Robot Landlords Are Taking Over The Housing Market

Robot landlords are becoming more and more common with artificial intelligence taking over all aspects of the rental market.

By Alexander Scoggins | Published

robot landlords

There has been an echoing change happening in the housing market and it will likely bring a number of different unintended consequences. They are robot landlords, and this innovation in the market is making a number of folks nervous and concerned about the future of home ownership.

Artificial intelligence powers these robot landlords and runs an algorithm to find cheap, suitable, and livable homes for large corporations. It will then post for investors to quickly gauge and buy the house within hours of the home’s posting. This is extremely fast, and many local leasing companies, even homeowners, cannot compete with this kind of automation.

Most leasing companies and landlords are local companies spanning small, fragmented ownership around the general area. These rising companies can own anywhere from 50-80 thousand homes. One company Imagine Homes employs robot landlords and has been at the forefront of this innovation.

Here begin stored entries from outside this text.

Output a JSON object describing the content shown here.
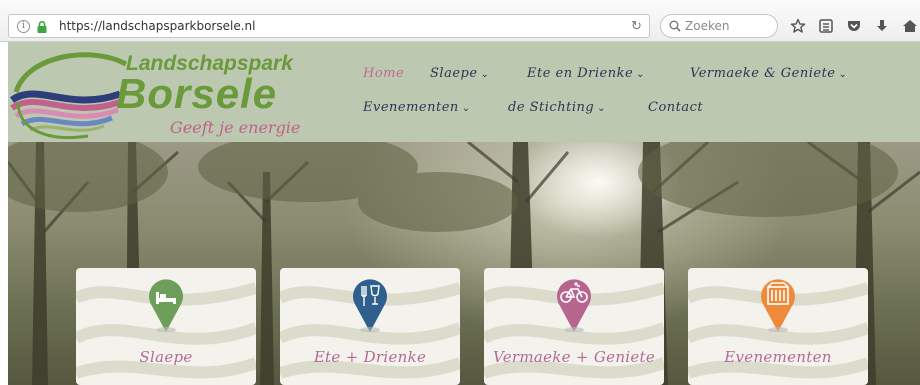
{
  "browser": {
    "url": "https://landschapsparkborsele.nl",
    "search_placeholder": "Zoeken",
    "icons": [
      "info-icon",
      "lock-icon",
      "reload-icon",
      "search-icon",
      "star-icon",
      "reading-list-icon",
      "pocket-icon",
      "download-icon",
      "home-icon"
    ]
  },
  "logo": {
    "line1": "Landschapspark",
    "line2": "Borsele",
    "tagline": "Geeft je energie"
  },
  "nav": {
    "items": [
      {
        "label": "Home",
        "has_dropdown": false,
        "active": true
      },
      {
        "label": "Slaepe",
        "has_dropdown": true
      },
      {
        "label": "Ete en Drienke",
        "has_dropdown": true
      },
      {
        "label": "Vermaeke & Geniete",
        "has_dropdown": true
      },
      {
        "label": "Evenementen",
        "has_dropdown": true
      },
      {
        "label": "de Stichting",
        "has_dropdown": true
      },
      {
        "label": "Contact",
        "has_dropdown": false
      }
    ],
    "chevron": "⌄"
  },
  "cards": [
    {
      "label": "Slaepe",
      "icon": "bed-icon",
      "pin_color": "#6d9e5a"
    },
    {
      "label": "Ete + Drienke",
      "icon": "cutlery-glass-icon",
      "pin_color": "#2f5f8c"
    },
    {
      "label": "Vermaeke + Geniete",
      "icon": "bicycle-icon",
      "pin_color": "#b7658f"
    },
    {
      "label": "Evenementen",
      "icon": "event-tent-icon",
      "pin_color": "#ee8a3a"
    }
  ],
  "colors": {
    "header_bg": "#bcc8b0",
    "logo_green": "#6b9a3c",
    "tagline_pink": "#c0618e",
    "nav_text": "#2d3556",
    "nav_active": "#c06a93"
  }
}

The company bought over 70 homes in Columbus to have a foothold there. Imagine Homes does everything via a robotic landlord. This landlord walks you through the home via a video or virtual reality headset.

An algorithm will scan your face to be sure you are who you say you are. Next, it will give a six-digit code to view the home via video. Then the robot landlord will walk you through the home and send you the leasing price and contract when finished. When you agree to be a tenant, it will send you the code to enter the house rather than give you a key.

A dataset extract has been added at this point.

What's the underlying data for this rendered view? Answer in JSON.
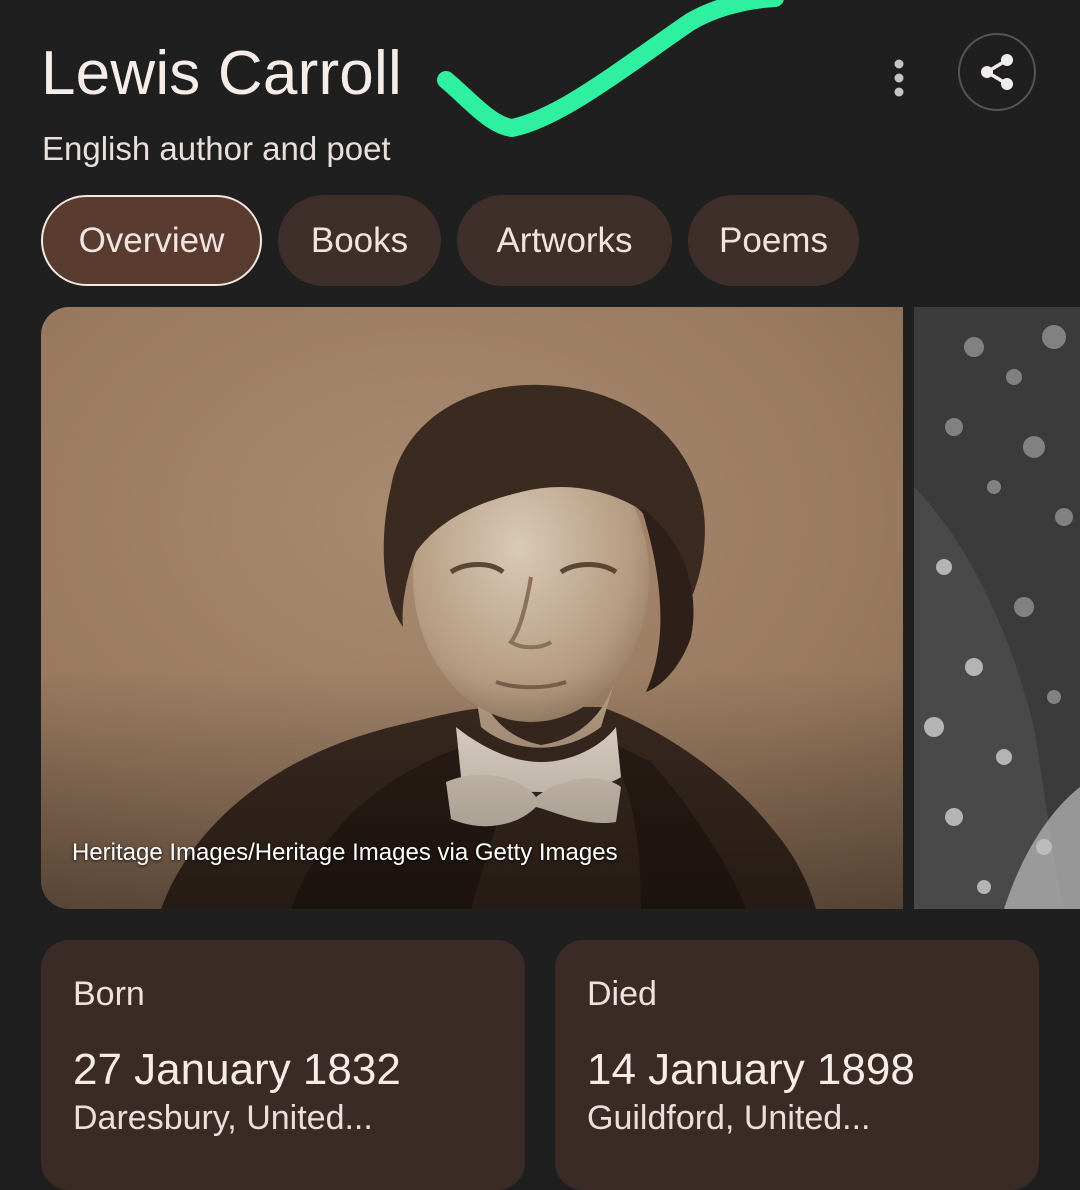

The tenant will move in without speaking to a single human, and until you move out the only time you may ever talk to a single human regarding your home will be for maintenance. That, though is outsourced and ordered by the robot landlord upon request.

From a purchasing side, homeowners and landlords prefer to walk a property before considering purchasing it. This robot landlord does all the viable checks and viability of the home for these market investors. Due to this, investors merely need to check viability and hit the button to own the home.

This makes the market for want-to-be young homeowners very difficult, if not impossible. Since homes bought by these growing robot landlord super-giants never cost more than 200,000, they can corner the affordable housing market. Legacy investors, which hadn’t historically looked at leasing and housing as a viable market investment due to how scattered and fragmented was, are now getting heavily invested.

One homeowner who bought their home with their partner as young owners put their home on the market expecting another young couple to buy it. Within a few hours, they got a cash offer of $173,000, a solid ten grand more than their original asking price. The inspection was even waived if they sold right away, which they did.

Caleb Bone of Cincinnati, whose home was initially bought for $117,000, and sold for $173,000, commented, “It was meant to be an offer I couldn’t refuse, and I couldn’t.” Cincinnati is so worried about this low-budget housing issue that these companies are posing that they are buying houses to thwart these robot landlord giants.

At the same time, we have no experience or knowledge to fall back on as this robot landlord market takeover is unprecedented. It could be only a matter of time before robot landlords are the norm and we never speak to someone one-on-one again when renting a home.